Building your ‘cap table’

by Kamal Hassan

One thing experienced investors and entrepreneurs take for granted is the company’s ‘cap table’, short for the company’s capitalization table. People often say ‘send me your cap table’: to new entrepreneurs, this question can be intimidating and stressful. It doesn’t need to be. [It can also be hard. With IncMind, it doesn’t need to be.]

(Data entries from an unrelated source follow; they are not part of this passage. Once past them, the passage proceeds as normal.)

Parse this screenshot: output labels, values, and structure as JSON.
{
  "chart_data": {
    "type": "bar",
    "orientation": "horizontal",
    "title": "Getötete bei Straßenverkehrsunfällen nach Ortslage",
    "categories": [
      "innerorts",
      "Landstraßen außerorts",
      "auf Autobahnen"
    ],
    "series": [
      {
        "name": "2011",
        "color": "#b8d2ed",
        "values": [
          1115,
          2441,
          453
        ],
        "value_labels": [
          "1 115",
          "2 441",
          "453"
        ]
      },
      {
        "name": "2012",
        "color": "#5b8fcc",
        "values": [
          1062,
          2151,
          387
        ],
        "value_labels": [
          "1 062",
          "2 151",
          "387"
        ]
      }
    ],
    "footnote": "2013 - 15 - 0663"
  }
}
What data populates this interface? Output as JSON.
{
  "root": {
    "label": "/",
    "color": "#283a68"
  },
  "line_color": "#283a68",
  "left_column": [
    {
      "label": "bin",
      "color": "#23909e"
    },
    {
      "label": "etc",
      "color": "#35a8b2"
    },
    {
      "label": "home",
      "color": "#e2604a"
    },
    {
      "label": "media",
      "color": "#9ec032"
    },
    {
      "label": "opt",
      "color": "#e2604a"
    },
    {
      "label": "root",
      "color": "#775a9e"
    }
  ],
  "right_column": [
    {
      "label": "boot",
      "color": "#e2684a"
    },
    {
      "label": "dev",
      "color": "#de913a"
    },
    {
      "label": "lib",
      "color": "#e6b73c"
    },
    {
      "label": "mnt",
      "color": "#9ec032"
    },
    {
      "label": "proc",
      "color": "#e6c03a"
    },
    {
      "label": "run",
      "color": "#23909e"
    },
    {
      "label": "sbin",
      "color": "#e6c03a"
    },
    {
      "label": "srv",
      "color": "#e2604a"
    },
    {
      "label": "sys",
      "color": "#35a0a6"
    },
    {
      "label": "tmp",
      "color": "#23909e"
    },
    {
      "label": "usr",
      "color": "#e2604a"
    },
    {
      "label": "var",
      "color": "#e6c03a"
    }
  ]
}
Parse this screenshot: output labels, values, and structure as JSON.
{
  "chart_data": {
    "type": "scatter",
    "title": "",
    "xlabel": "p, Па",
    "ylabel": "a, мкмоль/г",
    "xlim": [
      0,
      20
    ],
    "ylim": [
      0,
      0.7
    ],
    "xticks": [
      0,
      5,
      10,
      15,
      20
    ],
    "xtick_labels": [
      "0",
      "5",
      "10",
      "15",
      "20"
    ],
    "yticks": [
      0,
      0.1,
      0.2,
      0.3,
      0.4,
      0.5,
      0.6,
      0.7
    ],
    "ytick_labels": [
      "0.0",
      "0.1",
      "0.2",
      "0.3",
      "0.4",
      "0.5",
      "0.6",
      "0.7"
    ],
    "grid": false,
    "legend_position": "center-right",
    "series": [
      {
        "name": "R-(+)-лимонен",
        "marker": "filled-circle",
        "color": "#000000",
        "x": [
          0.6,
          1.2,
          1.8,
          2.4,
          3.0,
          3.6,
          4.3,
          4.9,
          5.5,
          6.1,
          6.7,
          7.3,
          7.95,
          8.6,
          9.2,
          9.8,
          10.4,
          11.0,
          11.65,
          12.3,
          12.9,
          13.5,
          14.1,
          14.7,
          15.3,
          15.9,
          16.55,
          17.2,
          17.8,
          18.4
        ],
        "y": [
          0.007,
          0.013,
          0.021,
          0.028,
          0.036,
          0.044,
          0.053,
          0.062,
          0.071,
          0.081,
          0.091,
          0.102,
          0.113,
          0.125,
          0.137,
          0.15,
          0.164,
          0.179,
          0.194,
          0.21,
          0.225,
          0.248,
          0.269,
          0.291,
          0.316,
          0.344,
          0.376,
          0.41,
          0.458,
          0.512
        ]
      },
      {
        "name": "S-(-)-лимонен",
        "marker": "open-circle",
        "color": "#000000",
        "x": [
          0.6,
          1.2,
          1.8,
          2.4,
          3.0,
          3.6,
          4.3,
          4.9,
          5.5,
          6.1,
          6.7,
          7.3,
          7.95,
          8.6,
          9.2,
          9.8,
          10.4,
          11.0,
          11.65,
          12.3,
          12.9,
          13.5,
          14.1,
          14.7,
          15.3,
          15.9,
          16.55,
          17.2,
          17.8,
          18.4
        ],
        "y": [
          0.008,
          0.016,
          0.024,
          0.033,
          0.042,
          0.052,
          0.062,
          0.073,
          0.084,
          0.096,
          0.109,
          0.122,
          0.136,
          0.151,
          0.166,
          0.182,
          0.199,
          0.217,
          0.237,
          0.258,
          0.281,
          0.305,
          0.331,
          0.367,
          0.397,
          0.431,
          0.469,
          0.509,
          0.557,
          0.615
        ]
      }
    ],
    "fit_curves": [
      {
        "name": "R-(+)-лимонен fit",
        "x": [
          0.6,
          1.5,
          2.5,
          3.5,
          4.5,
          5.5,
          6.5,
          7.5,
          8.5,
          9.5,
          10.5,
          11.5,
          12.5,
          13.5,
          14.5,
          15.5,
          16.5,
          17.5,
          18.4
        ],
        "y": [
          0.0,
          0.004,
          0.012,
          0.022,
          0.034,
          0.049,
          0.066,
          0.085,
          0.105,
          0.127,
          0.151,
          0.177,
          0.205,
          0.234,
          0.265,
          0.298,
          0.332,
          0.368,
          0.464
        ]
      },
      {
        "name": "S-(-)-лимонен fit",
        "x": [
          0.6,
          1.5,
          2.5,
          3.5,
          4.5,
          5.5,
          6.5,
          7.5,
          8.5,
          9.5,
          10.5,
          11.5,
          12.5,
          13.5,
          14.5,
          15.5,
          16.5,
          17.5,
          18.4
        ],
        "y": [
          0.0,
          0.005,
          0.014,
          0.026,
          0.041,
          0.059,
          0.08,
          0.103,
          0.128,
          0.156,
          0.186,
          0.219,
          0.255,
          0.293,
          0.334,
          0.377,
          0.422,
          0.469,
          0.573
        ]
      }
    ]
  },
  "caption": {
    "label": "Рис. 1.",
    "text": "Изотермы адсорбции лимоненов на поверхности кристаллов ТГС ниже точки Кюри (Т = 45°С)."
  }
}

What is a ‘cap table’?   It is a record of the ownership of your company: it shows who owns how much of the company. A detailed cap table would also show what type of shares (more strictly speaking ‘securities’ – see footnote) people bought, when they bought them, and how much they paid for them. It’s a very important document. If your company is ever bought, or dividends are ever paid, i.e., if your company is ever actually worth something, the cap table will determine who gets what share of the money. Investors want to see the cap table so they can figure out how much they will get from their investment, and to see what you have promised to other people.

Cap tables are historically built on Excel. This is a matter for concern, when you consider that 88% of all spreadsheets have errors in them (according to research by Ray Panko reported in 2013). I used to build our company’s cap table myself on Excel, and was embarrassed on how often I found errors in it. And I’m a former Bain consultant, i.e., spreadsheet jockey! That’s why we built a cap table tool in IncMind: a tool with built-in templates that does everything the standard spreadsheets used to … only it is already set up for you, and it comes without the errors.


Corporate lawyers especially have an interesting relationship with cap tables. They are normally the guardians of the company’s official minute book, which includes the official ownership record. They are supposed to verify every transaction. Strictly speaking they should verify that papers are signed and payment is received before issuing shares. But of course the company’s CEO controls the information, and the CEO will often just say ‘oh yeah, Sally Brown just bought 1,000 shares, oh, and we gave 500 options to Wu Zheng six months ago’. Most lawyers just issue the shares as and when directed by the CEO, without verification. This is silly. That’s why we built fields into our automated tool. With every transaction you can load the appropriate documentation: evidence of signature, evidence of payment, and a copy of the share certificate.


These are the sorts of little housekeeping matters which are easy to ignore until later … and if you do ignore them, when later comes, you may find out that you don’t own what you thought you did in the company. The options you were promised, but never actually got issued? It’s pretty hard to issue them after the acquisition offer comes in.

It doesn’t matter whether you use IncMind to build your cap table or not. You need to record the following:

  • each transaction in your ‘securities’ (see footnote) or shares
  • who received, how many shares, on what date, for how much money
  • for each transaction, attach the contract, proof of payment and share (or other) certificate


At the end you will want to add up all transactions, and you can then generate a shareholder register. This shows, for each kind of security/share, who owns how many of each kind of share … and normally for convenience it shows the percentage owned of the class of shares, and the percentage owned of the total company. Do this by building an Excel table, by using IncMind, or by any other solution you prefer: the choice is yours. Just make sure you do it … and do it soon. If your cap table is in bad shape, you may not own what you think you own, and you – or people you have made promises to – may end up not getting what you (they) deserve.

Note: there are many types of documents that can give you ownership of a company. Because not all of these are shares, there is a more general term, called ‘securities’. Common types of securities include:

  • common shares: if you only have one kind of shares, by default these are common shares: you get what is left in the company after everyone else takes what they are owed
  • preferred shares: shares which have special rights compared to common shares
  • options: typically options to acquire common shares: a contract that gives you the right to buy, e.g., common shares, at an agreed price under certain conditions up to an agreed time in the future; these are typically granted to employees by the company to give them the benefits of ownership in a firm, without the tax bill that would come with a gift of shares
  • warrants: a type of option
  • convertible debt: debt which can be converted into shares at an agreed price under certain conditions up to an agreed time in the future: this is often granted to investors to give them the benefits of ownership in a firm, with the protections granted to debtholders if the company does poorly

You will notice that one thing all securities shown on the cap table have in common is the fact that they are either shares, or they can be exchanged for shares.